Problem 8: Investment Return After Tax
Interest income pre-tax: 11.25% of $50,000 = $5,625
Tax on interest at 42.5%: $5,625 x 42.5% ≈ $2,393
Interest after tax: $5,625 - $2,393 = $3,232.50
After-tax total amount of investment after one year: $50,000 + $3,232.50 ≈ $53,232.50
Tax-exempt bonds: interest rate 7%, interest income = $3,500; no taxes applicable. Comparing the two options helps make an informed investment decision.
Point of indifference interest rate:
Solve for rate where after-tax returns are equal: $50,000 x r (taxable) x (1-0.425) = $50,000 x 0.07
Interest rate (r): r x 0.575 = 0.07, so r ≈ 12.17%
Problem 9: Revenue Forecasting
Using the historical data, compute the two-year moving average: average of last two years’ actual revenues for 2020 and 2021. Also, derive percentage change from year to year to project future revenues, providing two different forecasts to guide budgeting and strategic planning.

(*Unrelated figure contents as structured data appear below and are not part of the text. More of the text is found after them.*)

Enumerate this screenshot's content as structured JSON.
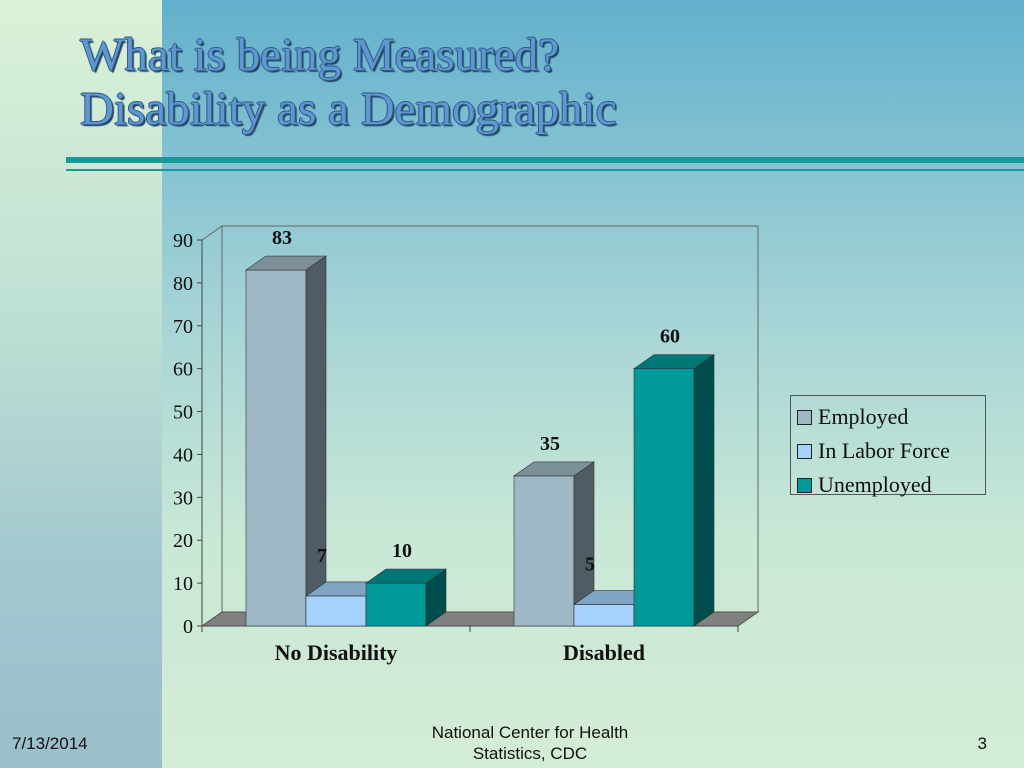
{
  "slide": {
    "title_line1": "What is being Measured?",
    "title_line2": "Disability as a Demographic",
    "footer_date": "7/13/2014",
    "footer_center_line1": "National Center for Health",
    "footer_center_line2": "Statistics, CDC",
    "page_number": "3"
  },
  "chart_data": {
    "type": "bar",
    "categories": [
      "No Disability",
      "Disabled"
    ],
    "series": [
      {
        "name": "Employed",
        "values": [
          83,
          35
        ],
        "color": "#9fb8c6"
      },
      {
        "name": "In Labor Force",
        "values": [
          7,
          5
        ],
        "color": "#a4d2fb"
      },
      {
        "name": "Unemployed",
        "values": [
          10,
          60
        ],
        "color": "#009999"
      }
    ],
    "ylim": [
      0,
      90
    ],
    "yticks": [
      "0",
      "10",
      "20",
      "30",
      "40",
      "50",
      "60",
      "70",
      "80",
      "90"
    ],
    "data_labels": true,
    "three_d": true,
    "grid": false,
    "legend_position": "right"
  },
  "colors": {
    "title": "#5f97d0",
    "rule": "#189a9a",
    "floor": "#808080"
  }
}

Problem 10: MPA Healthcare Walk-In Balance Sheet and Ratios
Assets:
- Cash: $125,000
- Marketable securities: $150,000
- Net patient accounts receivable: $225,600
- Supplies: $87,655
- Property and equipment: $3,230,000 with accumulated depreciation of $500,000
Liabilities and Equity:
- Accounts payable: $75,000
- Accrued expenses: $195,000
- Long-term debt: $1,500,000
- Notes payable: $180,000
- Net working capital: current assets - current liabilities = ($125,000 + $150,000 + $225,600 + $87,655) - ($75,000 + $195,000) = $587,255 - $270,000 = $317,255
- Debt ratio: Total liabilities / Total assets = ($75,000 + $195,000 + $1,500,000 + $180,000) / $2,520,596 ≈ 1.45 (or 145%), indicating high leverage.
This comprehensive analysis offers a detailed understanding of the financial condition of MPA Healthcare Walk-In Clinic, guiding strategic financial decisions and operational improvements.